Judge rules FBI, NSA broke the law or court orders with data collection
If you were concerned that federal agents might play fast and loose with the Foreign Intelligence Surveillance Act’s Section 702 while gathering data, your worries were well-founded. The Washington Post reports that Foreign Intelligence Surveillance Court Judge James Boasberg ruled the FBI and NSA committed multiple violations of either the law or privacy-minded court orders when collecting data from phone and tech companies. The opinion was issued in December 2019, but only published on September 4th. The violations were sometimes unintentional, but still meant investigators were overstepping measures meant to protect the privacy of US residents.
The FBI was supposed to honor a rule limiting to gathering data when it was “reasonably likely” to collect foreign intelligence info, but there were “widespread” instances where there focuses were US persons. FBI staff searched for info on a police officer job candidate, college students, possible sources, and a crime victim. It even sifted through the data of 16,000 people, only seven of which had possible links to crime or foreign intelligence info despite FBI claims to the contrary.
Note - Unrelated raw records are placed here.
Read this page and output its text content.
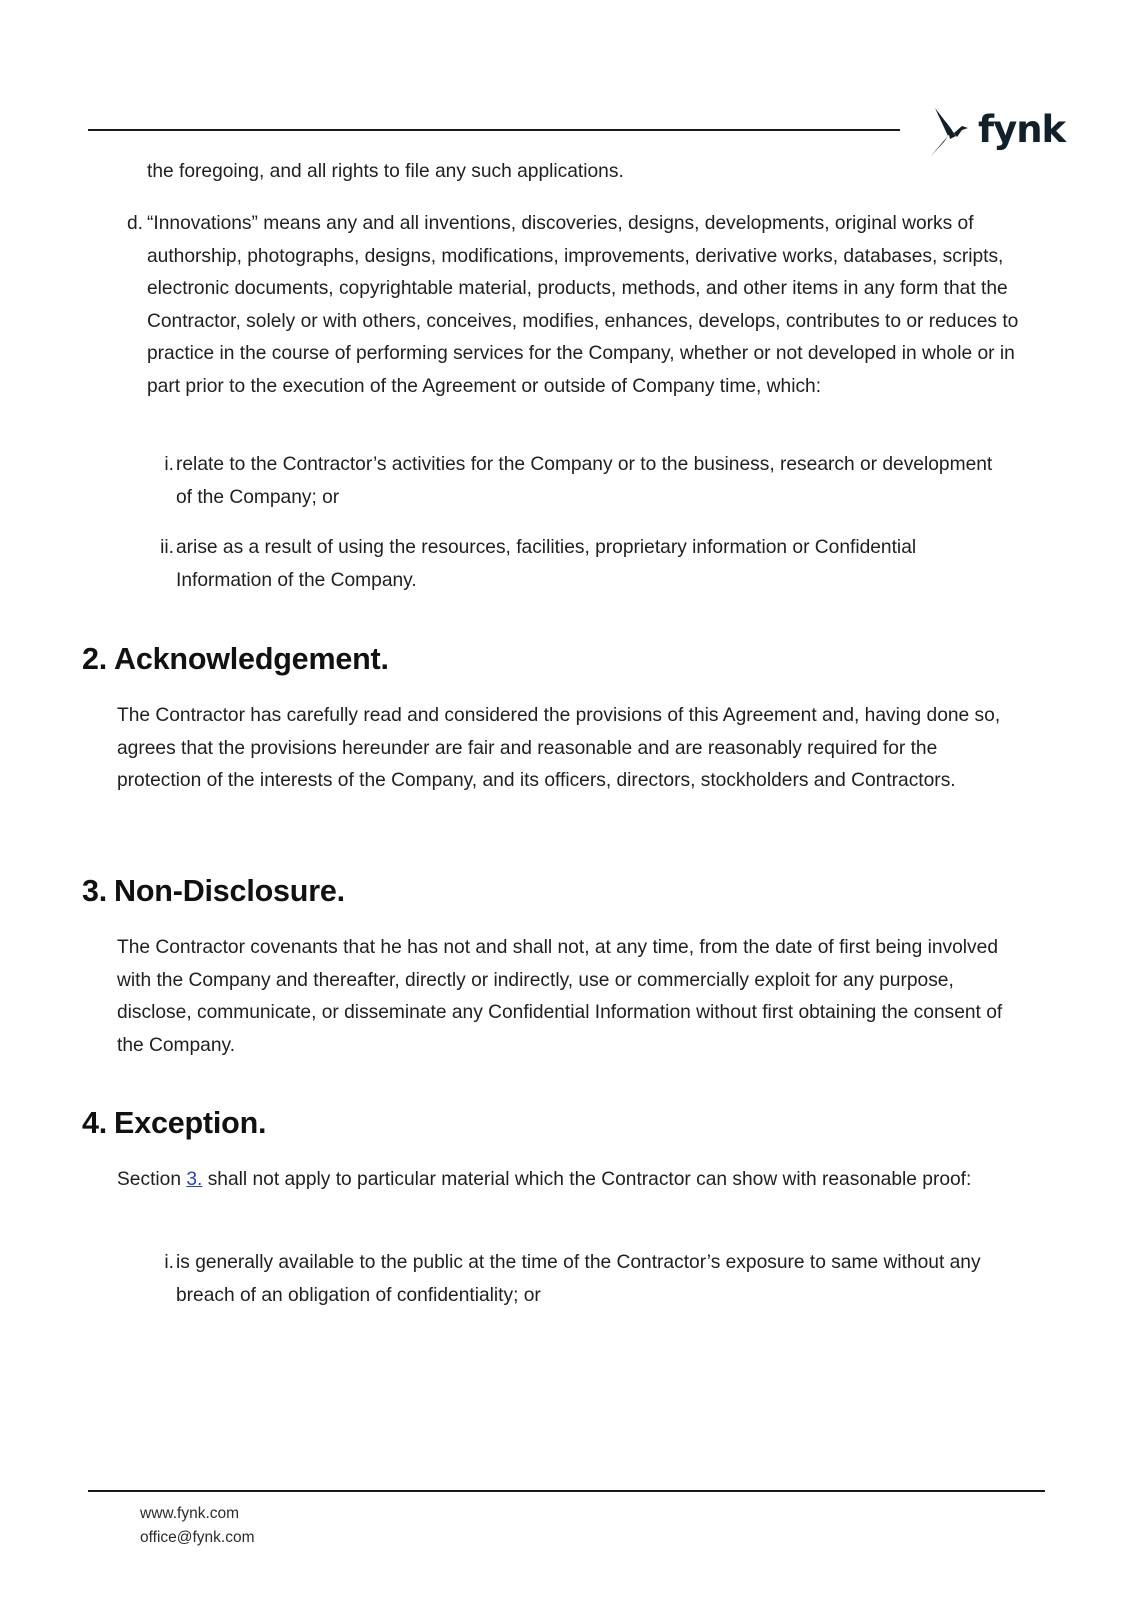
fynk

the foregoing, and all rights to file any such applications.

d. “Innovations” means any and all inventions, discoveries, designs, developments, original works of authorship, photographs, designs, modifications, improvements, derivative works, databases, scripts, electronic documents, copyrightable material, products, methods, and other items in any form that the Contractor, solely or with others, conceives, modifies, enhances, develops, contributes to or reduces to practice in the course of performing services for the Company, whether or not developed in whole or in part prior to the execution of the Agreement or outside of Company time, which:
i. relate to the Contractor’s activities for the Company or to the business, research or development of the Company; or
ii. arise as a result of using the resources, facilities, proprietary information or Confidential Information of the Company.
2. Acknowledgement.

The Contractor has carefully read and considered the provisions of this Agreement and, having done so, agrees that the provisions hereunder are fair and reasonable and are reasonably required for the protection of the interests of the Company, and its officers, directors, stockholders and Contractors.

3. Non-Disclosure.

The Contractor covenants that he has not and shall not, at any time, from the date of first being involved with the Company and thereafter, directly or indirectly, use or commercially exploit for any purpose, disclose, communicate, or disseminate any Confidential Information without first obtaining the consent of the Company.

4. Exception.

Section 3. shall not apply to particular material which the Contractor can show with reasonable proof:

i. is generally available to the public at the time of the Contractor’s exposure to same without any breach of an obligation of confidentiality; or
www.fynk.com
office@fynk.com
That last query was the result of a flawed system, an FBI official said in a briefing. Info appeared in a “preview pane” in such a way that workers were searching without realizing they were sifting through data they weren’t supposed to see. The FBI took steps to prevent that from happening again, the official said, although it wasn’t clear what those were.
The NSA, meanwhile, ignored a procedure preventing the collection of entirely domestic communications in 2019 because they felt it was no longer needed after the agency stopped using a troublesome data gathering method. Personnel didn’t gather any domestic conversations with this violation, according to the Office of the Director of National Intelligence, but it wiped the data regardless.
However, Boasberg stopped short of demanding more corrective steps. He determined that 2019-era “certifications,” or rules governing surveillance, would be enough to curb the violations. Much of the rule-breaking happened before the new safeguards took effect, the judge said.
While that suggests there might be fewer violations going forward, it also assumes the government’s position is accurate and complete. Whether or not it is, the findings also underscore a pattern of illegal data gathering at these organizations. Outlets like the FBI and NSA have repeatedly searched for intelligence that was primarily or exclusively focused on Americans, and it’s not clear the recent protections will completely stop those practices.